Although I am not ashamed of my bipolar diagnosis, I tend not to wave it around like a flag because...I just don't see the point. I've never been one to rush up to a group of strangers and say "Hi, I'm Sandi, AND BIPOLAR!!!" - because really, what sort of weirdo acts like that? Unless mental illness comes up in conversation, or a situation presents itself where I feel the need to disclose, I just keep it to myself. The "Oh" factor is what I call the reaction when people find out that me, the 27 year old "normal gir,l" has bipolar disorder.
I used to find it almost funny, but it has become more and more annoying lately. One of the most infuriating times was during my pregnancy with my oldest daughter. Early on in my pregnancy, I was diagnosed with "hyperemesis", which is a fancy term for "you puke all the fucking time and hope for death." All day, every day, I was curled up on the bathroom floor vomiting out my mouth and nose or too nauseated to function. As this is extremely unhealthy, I brought it up at my first OB appointment. Rather, I TRIED to bring it up at my appointment...

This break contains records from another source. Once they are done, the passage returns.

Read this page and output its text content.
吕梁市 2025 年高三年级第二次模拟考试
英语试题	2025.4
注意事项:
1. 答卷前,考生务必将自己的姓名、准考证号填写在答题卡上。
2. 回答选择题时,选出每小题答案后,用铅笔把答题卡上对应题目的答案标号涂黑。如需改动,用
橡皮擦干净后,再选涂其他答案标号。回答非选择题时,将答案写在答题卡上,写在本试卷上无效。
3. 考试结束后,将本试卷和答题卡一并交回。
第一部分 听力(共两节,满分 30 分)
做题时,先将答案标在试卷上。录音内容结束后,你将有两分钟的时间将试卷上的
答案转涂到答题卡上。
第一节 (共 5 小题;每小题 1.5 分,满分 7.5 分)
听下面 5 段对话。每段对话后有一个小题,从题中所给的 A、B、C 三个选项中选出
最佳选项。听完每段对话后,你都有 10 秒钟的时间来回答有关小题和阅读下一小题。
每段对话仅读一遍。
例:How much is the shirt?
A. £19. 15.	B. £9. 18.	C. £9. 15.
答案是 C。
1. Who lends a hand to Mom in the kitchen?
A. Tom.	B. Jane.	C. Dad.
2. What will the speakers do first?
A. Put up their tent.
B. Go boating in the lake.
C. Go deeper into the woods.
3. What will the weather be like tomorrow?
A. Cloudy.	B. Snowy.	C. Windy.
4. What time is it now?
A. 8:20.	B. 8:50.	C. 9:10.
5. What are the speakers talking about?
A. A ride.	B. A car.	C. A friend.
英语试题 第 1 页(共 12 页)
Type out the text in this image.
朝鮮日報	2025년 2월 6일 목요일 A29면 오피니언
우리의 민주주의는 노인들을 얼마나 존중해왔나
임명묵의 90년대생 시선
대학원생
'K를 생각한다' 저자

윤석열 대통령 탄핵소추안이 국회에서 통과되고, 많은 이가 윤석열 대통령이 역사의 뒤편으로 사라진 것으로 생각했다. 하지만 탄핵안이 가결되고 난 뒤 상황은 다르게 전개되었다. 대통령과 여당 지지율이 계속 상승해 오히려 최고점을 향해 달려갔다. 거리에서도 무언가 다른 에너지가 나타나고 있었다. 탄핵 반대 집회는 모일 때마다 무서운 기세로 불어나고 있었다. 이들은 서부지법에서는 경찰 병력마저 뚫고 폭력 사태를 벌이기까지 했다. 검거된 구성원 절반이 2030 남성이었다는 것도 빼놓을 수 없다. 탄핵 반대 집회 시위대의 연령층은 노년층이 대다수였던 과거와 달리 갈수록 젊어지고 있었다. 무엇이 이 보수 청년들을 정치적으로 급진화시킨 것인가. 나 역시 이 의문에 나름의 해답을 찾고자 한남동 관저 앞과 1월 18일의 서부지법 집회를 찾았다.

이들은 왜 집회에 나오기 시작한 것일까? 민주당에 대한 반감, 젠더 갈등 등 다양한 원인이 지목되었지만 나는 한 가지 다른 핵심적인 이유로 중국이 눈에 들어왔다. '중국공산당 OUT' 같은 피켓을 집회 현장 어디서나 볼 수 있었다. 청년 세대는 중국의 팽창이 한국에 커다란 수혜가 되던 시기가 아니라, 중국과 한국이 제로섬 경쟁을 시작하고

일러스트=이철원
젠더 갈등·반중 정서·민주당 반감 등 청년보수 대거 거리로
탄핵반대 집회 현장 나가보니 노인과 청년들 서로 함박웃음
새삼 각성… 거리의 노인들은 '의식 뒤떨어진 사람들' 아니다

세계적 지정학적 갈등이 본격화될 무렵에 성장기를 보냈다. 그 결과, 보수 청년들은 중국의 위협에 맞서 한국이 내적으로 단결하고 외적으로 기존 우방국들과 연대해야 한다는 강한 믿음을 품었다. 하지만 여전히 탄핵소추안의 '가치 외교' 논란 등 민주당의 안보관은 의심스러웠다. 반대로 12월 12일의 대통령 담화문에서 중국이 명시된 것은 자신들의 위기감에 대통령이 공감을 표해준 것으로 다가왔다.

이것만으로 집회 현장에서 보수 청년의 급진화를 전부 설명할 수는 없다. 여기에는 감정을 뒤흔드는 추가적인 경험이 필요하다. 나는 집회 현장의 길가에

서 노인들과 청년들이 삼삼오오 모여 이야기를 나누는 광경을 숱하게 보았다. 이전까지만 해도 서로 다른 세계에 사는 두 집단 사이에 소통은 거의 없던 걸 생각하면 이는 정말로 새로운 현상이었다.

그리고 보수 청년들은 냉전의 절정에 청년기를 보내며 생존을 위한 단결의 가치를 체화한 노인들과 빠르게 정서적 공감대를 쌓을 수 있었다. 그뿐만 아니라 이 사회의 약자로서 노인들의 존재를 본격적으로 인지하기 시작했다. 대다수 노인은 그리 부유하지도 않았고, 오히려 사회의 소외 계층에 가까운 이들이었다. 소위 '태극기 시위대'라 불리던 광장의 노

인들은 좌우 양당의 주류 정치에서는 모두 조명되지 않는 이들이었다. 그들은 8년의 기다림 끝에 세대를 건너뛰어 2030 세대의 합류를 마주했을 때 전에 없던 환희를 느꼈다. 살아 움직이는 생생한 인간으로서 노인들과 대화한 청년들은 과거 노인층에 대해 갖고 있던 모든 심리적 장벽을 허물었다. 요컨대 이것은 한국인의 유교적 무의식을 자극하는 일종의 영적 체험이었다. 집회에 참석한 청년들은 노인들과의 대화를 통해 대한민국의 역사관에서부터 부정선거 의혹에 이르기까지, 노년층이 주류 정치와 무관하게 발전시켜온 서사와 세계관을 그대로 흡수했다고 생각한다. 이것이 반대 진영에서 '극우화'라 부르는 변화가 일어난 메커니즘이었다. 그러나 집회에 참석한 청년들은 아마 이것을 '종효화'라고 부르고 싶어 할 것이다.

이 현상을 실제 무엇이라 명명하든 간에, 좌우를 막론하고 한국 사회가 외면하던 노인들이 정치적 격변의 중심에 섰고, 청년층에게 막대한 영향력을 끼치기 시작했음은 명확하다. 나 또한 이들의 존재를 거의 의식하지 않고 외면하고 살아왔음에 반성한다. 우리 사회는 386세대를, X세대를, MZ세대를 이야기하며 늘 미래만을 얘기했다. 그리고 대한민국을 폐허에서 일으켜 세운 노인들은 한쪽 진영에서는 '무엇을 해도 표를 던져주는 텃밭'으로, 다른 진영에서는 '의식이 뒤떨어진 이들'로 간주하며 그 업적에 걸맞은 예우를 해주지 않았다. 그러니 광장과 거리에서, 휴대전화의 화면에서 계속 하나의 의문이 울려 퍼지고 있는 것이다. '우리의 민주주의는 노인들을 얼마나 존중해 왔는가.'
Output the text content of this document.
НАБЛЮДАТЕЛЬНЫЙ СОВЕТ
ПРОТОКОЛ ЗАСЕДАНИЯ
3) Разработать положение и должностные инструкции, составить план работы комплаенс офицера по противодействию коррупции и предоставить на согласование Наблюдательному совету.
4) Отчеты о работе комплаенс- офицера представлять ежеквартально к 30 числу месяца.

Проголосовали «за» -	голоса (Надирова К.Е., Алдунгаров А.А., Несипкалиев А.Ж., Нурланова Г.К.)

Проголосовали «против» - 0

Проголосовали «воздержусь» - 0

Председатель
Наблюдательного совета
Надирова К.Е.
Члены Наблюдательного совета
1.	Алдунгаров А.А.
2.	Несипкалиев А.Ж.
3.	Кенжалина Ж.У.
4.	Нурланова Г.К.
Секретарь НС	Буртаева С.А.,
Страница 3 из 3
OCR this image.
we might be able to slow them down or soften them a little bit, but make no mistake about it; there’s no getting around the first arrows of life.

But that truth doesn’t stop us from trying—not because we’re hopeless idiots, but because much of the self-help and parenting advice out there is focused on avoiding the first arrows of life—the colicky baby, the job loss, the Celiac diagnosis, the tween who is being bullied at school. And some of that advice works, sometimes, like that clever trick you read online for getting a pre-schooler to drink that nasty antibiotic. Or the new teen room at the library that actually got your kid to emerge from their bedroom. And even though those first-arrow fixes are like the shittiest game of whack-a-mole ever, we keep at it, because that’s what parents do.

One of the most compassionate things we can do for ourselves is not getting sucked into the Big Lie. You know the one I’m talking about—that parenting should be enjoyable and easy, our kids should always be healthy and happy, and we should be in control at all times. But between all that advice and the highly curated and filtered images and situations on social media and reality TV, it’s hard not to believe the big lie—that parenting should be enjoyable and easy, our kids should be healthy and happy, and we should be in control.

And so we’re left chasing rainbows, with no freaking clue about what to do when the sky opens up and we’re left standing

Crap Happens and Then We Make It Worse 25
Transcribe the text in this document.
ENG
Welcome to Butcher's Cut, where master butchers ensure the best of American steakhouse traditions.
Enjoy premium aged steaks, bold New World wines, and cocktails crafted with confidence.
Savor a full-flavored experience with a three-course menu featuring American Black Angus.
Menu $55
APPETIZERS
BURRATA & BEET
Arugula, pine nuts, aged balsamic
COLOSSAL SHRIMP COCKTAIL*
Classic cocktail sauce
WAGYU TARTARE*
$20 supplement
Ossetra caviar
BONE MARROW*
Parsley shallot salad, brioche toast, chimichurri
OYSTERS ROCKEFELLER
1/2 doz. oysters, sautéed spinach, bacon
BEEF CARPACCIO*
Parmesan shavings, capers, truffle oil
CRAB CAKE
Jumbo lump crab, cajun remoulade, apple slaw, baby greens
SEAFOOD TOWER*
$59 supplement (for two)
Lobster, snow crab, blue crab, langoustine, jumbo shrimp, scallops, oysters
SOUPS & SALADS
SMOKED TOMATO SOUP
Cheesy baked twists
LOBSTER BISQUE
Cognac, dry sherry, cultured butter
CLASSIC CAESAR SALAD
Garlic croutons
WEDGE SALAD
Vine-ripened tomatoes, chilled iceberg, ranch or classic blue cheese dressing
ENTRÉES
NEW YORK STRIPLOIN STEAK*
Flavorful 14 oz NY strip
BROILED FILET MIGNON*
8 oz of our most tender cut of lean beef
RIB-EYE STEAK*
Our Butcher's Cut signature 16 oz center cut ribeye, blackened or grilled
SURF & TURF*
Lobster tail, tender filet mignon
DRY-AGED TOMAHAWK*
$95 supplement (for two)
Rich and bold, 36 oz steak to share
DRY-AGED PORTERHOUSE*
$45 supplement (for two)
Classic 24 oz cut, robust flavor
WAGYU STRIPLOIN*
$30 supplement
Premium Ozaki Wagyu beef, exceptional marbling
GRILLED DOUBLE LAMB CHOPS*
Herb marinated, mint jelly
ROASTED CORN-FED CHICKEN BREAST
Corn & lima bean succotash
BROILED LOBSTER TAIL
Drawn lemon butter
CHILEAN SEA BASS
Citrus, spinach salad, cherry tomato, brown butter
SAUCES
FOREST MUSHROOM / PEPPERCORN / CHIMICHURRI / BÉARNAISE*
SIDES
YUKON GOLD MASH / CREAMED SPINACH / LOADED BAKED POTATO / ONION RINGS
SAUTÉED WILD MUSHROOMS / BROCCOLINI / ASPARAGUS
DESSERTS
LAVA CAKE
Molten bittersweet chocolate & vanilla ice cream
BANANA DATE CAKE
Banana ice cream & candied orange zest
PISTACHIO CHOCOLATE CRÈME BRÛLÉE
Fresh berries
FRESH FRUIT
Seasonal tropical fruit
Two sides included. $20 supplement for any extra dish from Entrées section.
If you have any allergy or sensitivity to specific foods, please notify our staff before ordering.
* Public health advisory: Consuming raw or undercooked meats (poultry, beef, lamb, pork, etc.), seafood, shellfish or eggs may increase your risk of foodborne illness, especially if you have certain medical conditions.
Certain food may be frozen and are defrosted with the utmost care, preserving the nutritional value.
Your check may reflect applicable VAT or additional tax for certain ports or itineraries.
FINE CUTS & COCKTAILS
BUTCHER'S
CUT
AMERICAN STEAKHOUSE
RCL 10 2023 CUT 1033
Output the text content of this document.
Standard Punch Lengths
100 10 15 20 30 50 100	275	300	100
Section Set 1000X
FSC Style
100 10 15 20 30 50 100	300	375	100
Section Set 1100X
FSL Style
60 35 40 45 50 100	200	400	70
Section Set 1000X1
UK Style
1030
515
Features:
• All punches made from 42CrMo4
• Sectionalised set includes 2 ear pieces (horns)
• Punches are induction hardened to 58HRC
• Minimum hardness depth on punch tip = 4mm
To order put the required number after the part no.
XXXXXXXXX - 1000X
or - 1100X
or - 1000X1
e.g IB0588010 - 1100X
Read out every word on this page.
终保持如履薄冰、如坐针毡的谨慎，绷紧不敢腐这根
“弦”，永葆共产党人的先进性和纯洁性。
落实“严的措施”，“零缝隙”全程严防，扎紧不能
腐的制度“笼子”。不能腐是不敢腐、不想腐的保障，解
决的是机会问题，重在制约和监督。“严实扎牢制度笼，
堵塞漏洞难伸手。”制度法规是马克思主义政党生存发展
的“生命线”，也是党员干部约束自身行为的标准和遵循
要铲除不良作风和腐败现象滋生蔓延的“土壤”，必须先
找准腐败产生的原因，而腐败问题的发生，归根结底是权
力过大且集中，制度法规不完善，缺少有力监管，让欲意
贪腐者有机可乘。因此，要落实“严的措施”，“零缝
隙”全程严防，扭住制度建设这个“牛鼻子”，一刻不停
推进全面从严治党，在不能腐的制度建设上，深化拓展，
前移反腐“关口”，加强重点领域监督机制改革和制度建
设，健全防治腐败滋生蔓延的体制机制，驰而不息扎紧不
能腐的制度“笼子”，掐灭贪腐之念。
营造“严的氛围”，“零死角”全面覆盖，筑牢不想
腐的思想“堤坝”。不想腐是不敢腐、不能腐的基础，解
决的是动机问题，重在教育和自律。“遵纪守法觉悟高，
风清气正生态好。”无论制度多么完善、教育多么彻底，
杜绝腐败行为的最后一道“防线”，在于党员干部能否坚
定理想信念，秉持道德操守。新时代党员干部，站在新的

During the list of intrusive health questions the nurse was asking me, I discolsed I was bipolar as she asked me if I had any mental health history. The second "bipolar" came out of my mouth she sad "Oh", and then looked at me as if I had suddenly sprouted wings and was flying around the room breathing fire. The rest of our conversation turned into her dramatically explaining the importance of psychiatric care, and hammering into me how important it was that I informed my OB about my diagnosis. I agreed, and waited until I was called in to see the Dr.
I was in with the Dr just long enough to change into my lovely paper gown and introduce myself when the door comes flying open and the nurse announces "DID SHE TELL YOU SHE'S BIPOLAR?!?" No, I hadn't, but I hadn't actually made it through my "hello." I then got the "Oh!" response from my doctor, who also began to look at me like I had just eaten a puppy. It was obvious from here on in that nobody was going to give a shit about my constant vomiting. And I was right!
Fast forward two days, and I'm in the ER, totally dehydrated from *drumroll*...vomiting. Nobody saw this coming, right? LUCKY FOR ME, the nosy nurse was working that night, so the first question I got to answer was "DID YOU KEEP YOUR PSYCH APPOINTMENT?!" Here I am, shaking and about to pass out while throwing up blood everywhere, and she is concerned with a psych appointment. Oh, ok... And I vomiting because I'm insane? Is it hallucinated puke? Fun stuff, let me tell you.
It also happens with friends and in relationships. You get annoyed? IT'S BECAUSE YOU ARE INSANE. You are crying? INSANE. You raise your voice? INSANE. Getting annoyed that your fiance just dumped a Coke in the center of the brand new bedroom carpeting has nothing to do with the fact that he is a slob, and everything to do with the fact that you are INSAAAAAAAAAANE!! Bipolar disorder seems to give other people license to act however they want, and treat you however they want, because if anything happens or if you don't like it, they can just call you crazy and they are miraculously absolved from any personal responsibility. The best part is that if *I* blamed everyone else for my issues, they'd call THAT "insane," too. Ya just can't win!
I am currently dealing with the "oh!" factor at work, which has me seeing a new job. Due to medication issues I needed time off, and I disclosed my bipolar diagnosis to my boss because I wanted to be honest and as she is a recovering addict I thought she'd be sympathetic. I THOUGHT WRONG! Every issue I have with anything, from misplacing a stapler to misunderstanding a question is now met with "I don't know if it's your medication or something but..." and "I don't know if this is something you need to talk to your doctor about, but"...
Lovely. Just lovely. My stressful job is now OH SO MUCH BETTER when I'm being talked to like an insane infant.
It's a hard thing to deal with. Disclose your diagnosis and get treated like Godzilla, or keep it to yourself and feel alone.